手帳2-13
訪問者と電話
両親は週末の夕方から家に居ない事が多かった。
「魔法の集会に行ってくる」
こう悪びれて母はとても楽しそうに出かける理由を説明し、両親は朝まで帰ってこなかった。
そんな日が、いつぐらいにあったのか、私は思い出せない。
そんな日が終わり、週末に両親が出かける事が無くなったある日の事だった。
外の物置きプレハブに、ゴルフクラブなどの他に、何かの木製の看板を見つけた。
ビール、突き出し、・・・
どこかの店の屋内看板が物置の中にあった。
当時は父か母のどちらかが、どこかから泥棒してきた物なのだろうと思って、両親を軽蔑していた。
それからだろうか。
深夜でも昼間でも関係なく、両親を呼ぶために電話が鳴り、お客さんが来て、呼び鈴を鳴らすようになったのは。

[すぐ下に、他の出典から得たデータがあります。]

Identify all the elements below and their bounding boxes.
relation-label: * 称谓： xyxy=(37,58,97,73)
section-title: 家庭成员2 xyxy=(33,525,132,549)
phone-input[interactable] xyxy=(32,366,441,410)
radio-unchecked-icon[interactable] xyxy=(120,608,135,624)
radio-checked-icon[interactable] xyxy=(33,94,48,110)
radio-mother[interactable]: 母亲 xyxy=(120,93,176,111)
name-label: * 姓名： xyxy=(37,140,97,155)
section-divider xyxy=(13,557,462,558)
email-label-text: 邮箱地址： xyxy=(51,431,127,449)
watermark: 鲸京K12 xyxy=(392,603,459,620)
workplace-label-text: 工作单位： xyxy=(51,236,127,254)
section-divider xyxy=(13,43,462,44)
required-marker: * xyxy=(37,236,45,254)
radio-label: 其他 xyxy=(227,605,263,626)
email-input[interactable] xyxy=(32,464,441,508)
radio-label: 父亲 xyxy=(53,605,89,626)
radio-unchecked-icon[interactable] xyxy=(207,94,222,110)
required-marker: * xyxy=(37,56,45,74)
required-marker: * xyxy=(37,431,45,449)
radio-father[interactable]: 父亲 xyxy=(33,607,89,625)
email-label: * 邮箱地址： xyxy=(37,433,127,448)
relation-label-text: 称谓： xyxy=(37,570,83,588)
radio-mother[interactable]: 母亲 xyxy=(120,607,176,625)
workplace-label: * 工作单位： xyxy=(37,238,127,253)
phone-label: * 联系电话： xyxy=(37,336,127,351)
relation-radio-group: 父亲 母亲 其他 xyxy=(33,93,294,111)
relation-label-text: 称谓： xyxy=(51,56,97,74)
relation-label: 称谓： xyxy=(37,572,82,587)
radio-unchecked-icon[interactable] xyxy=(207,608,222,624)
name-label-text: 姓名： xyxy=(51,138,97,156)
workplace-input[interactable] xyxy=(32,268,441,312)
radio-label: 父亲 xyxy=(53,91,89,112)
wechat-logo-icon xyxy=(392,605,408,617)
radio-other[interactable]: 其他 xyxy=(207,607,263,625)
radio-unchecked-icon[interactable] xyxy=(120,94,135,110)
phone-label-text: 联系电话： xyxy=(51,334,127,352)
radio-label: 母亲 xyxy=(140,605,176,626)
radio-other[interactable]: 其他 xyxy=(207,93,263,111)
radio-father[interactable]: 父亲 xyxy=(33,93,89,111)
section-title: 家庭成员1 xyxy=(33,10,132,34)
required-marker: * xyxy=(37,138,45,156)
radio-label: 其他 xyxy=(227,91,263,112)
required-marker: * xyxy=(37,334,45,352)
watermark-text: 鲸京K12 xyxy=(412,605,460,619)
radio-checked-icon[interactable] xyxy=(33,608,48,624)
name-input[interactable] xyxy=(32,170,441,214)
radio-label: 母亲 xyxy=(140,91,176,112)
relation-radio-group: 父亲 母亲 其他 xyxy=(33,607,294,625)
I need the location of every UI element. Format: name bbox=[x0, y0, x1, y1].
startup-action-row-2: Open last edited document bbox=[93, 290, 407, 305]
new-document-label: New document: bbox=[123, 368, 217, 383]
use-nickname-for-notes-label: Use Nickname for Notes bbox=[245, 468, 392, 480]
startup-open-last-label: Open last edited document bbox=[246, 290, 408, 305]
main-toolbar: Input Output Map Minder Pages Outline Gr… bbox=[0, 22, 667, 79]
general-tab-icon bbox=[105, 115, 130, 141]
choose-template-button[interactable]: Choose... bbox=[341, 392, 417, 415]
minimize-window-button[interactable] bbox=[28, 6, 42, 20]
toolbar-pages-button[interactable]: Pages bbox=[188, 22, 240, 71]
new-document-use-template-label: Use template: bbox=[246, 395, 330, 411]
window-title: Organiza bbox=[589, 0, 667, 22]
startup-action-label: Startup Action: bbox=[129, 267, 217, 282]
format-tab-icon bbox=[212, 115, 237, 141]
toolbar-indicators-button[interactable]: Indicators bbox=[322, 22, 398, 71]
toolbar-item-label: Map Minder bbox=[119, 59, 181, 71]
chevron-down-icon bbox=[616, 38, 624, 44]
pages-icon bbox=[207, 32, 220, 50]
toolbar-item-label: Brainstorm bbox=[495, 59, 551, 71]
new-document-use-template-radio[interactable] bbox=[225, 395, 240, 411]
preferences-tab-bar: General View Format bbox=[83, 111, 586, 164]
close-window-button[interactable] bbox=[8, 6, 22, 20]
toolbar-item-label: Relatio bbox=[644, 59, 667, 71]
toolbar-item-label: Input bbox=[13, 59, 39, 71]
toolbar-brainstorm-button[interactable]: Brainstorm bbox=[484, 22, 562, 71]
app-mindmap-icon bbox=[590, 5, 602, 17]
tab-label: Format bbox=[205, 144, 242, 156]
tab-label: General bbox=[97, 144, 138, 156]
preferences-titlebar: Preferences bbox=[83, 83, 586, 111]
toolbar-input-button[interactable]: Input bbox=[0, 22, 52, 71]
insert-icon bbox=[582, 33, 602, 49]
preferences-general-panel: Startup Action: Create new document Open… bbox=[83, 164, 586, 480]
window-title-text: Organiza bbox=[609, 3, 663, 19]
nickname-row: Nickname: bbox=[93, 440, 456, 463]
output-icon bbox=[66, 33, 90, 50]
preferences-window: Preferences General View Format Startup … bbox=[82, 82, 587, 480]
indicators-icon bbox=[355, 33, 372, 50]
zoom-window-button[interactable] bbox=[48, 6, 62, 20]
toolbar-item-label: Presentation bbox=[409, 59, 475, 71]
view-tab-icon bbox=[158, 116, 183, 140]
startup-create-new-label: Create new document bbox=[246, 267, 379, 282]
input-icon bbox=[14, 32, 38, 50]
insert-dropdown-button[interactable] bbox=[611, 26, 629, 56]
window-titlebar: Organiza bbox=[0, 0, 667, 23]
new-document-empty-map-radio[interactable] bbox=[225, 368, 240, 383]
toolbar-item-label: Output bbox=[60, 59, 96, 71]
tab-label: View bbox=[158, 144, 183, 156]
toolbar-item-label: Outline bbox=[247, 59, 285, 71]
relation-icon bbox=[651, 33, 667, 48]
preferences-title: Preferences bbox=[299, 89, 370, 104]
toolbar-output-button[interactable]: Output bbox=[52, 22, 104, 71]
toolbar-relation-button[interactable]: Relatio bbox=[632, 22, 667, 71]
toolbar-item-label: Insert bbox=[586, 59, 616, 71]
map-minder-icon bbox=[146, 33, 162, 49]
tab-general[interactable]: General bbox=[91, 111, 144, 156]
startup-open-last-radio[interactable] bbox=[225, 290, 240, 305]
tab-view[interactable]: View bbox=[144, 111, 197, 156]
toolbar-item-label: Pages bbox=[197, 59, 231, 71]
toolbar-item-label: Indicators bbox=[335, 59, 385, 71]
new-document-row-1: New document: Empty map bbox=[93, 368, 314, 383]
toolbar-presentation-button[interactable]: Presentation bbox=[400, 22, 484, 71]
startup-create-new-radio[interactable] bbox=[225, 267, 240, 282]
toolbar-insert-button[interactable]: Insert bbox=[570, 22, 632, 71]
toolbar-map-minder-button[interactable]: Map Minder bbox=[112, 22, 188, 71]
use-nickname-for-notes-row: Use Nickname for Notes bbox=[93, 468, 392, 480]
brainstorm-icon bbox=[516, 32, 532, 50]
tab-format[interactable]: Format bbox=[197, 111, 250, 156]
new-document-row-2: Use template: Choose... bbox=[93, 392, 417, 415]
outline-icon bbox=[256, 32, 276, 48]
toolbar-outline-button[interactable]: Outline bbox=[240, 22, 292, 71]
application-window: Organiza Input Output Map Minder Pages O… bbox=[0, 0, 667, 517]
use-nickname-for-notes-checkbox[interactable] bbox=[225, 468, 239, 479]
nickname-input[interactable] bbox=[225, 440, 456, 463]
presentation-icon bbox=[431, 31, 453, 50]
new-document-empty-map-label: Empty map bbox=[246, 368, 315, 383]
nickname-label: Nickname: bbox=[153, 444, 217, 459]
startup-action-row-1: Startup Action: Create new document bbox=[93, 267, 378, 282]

電話機に座布団が重ねられて、電話の呼び音が聞こえないようにされていることが、私は妙に思った。
深夜にドアが乱暴に叩かれる音、蹴られる音、大きな罵声が外から聞こえていた。
何日も何日も、それが続いていた。
その度に照明が消され、「絶対に声を出すな!」と命令されて、それから私は暗闇が怖くなった。
そんな来訪者と電話は、いつまでも続いた。
そして私の小学校の卒業と同時に、急に引っ越す事になった。
今思えば夜逃げだったのだと思う。
私はこの記憶を組み立てると「両親は何かしらの飲み屋のような商売をしていて、それに失敗して借金を負い、借金取りに追い込みをかけられていた。」という答えに至る。
私は両親が許せない。
子供にお金を掛けず、自分の娯楽のために借金までして遊び、そして踏み倒したという記憶により、私は両親に憎悪を抱いた。
だがこれは悪い記憶で、組み立ててはいけない、答えを出してはならない記憶なのかもしれない。
それが憎悪を呼び、両親を憎む理由となり、「両親を憎む」という世間様では正しくない考え方に至るのが、それがとても嫌な事で、ダメな事で、残念な事になるのが、今の私には耐えられないのだ。